Le décret 25-320 s’applique-t-il directement aux entreprises privées ?

Pas directement — le décret régit les administrations publiques. Mais ses exigences atteignent les prestataires privés via les contrats. Lorsqu’un ministère ou une banque publique classe ses données comme Confidentielles ou Restreintes, les prestataires qui stockent, transmettent ou traitent ces données doivent respecter la même classification et appliquer des contrôles cohérents. En pratique, toute entreprise vendant au secteur public devrait se préparer à se conformer.

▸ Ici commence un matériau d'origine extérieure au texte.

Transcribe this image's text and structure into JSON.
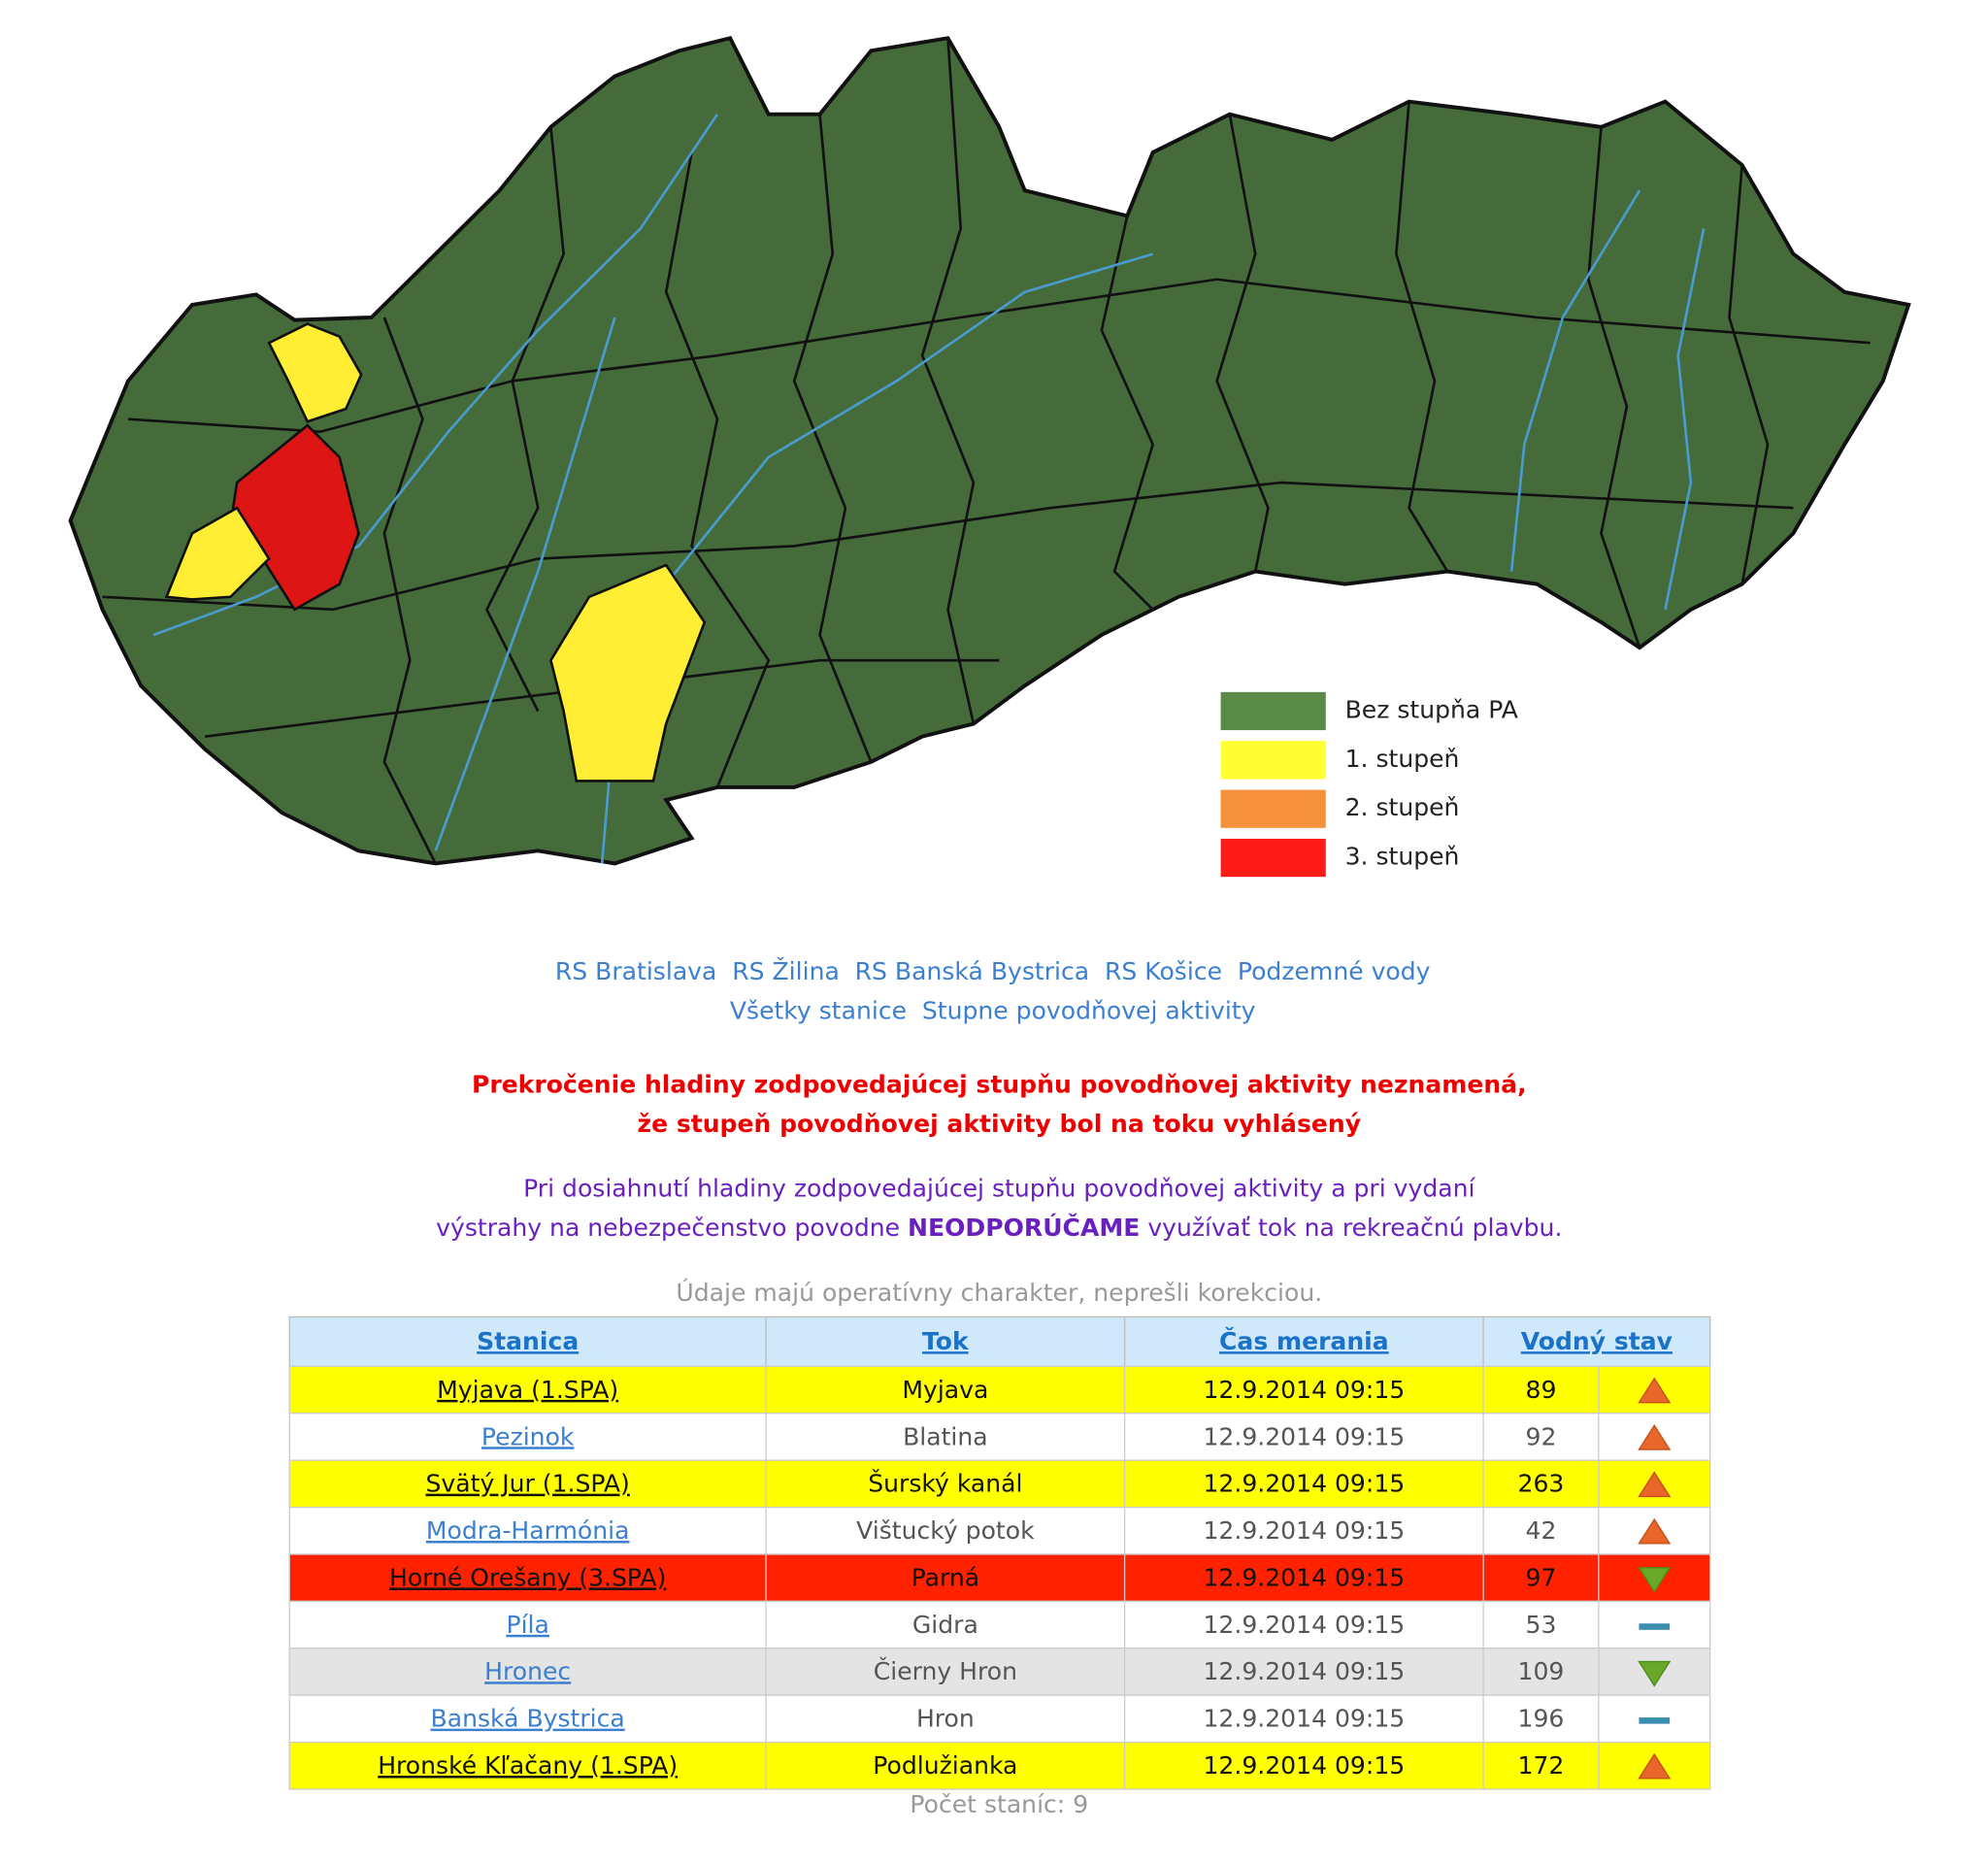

Quelle est la différence entre la classification des données et les règles de notification de violation de la loi 25-11 ?

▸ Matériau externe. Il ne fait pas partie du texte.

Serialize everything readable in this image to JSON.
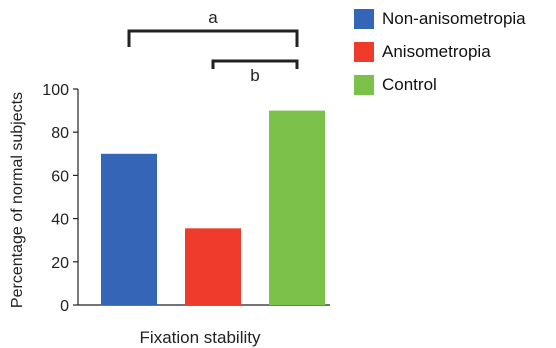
{
  "chart_data": {
    "type": "bar",
    "categories": [
      "Fixation stability"
    ],
    "series": [
      {
        "name": "Non-anisometropia",
        "values": [
          70
        ],
        "color": "#3565b7"
      },
      {
        "name": "Anisometropia",
        "values": [
          35.5
        ],
        "color": "#ee3b2c"
      },
      {
        "name": "Control",
        "values": [
          90
        ],
        "color": "#7cc24a"
      }
    ],
    "xlabel": "Fixation stability",
    "ylabel": "Percentage of normal subjects",
    "ylim": [
      0,
      100
    ],
    "yticks": [
      0,
      20,
      40,
      60,
      80,
      100
    ],
    "legend_position": "top-right",
    "grid": false,
    "significance": [
      {
        "label": "a",
        "from_series": "Non-anisometropia",
        "to_series": "Control"
      },
      {
        "label": "b",
        "from_series": "Anisometropia",
        "to_series": "Control"
      }
    ]
  }
}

Elles fonctionnent ensemble mais résolvent des problèmes différents. La classification des données, au cœur du décret 25-320, trie les données par sensibilité afin de les protéger de manière proportionnée. La loi n° 25-11 du 24 juillet 2025 régit ce qui se passe après une violation — elle impose de notifier l’ANPDP dans un délai de cinq jours et exige des délégués à la protection des données et des registres de traitement. Une bonne classification réduit le risque de violation ; les règles de notification s’appliquent lorsqu’une violation survient malgré tout.

Combien de niveaux de classification une PME algérienne devrait-elle utiliser ?

Quatre constituent la norme recommandée : Public, Interne, Confidentiel et Restreint. Cela s’aligne sur la pratique ISO 27001 et équilibre simplicité et précision. Moins de niveaux laissent les données sensibles sous-protégées ; davantage de niveaux déroutent le personnel non technique qui applique réellement les étiquettes au quotidien. Commencez par quatre, définissez chacun avec des exemples concrets, et n’ajustez que si un besoin clair apparaît.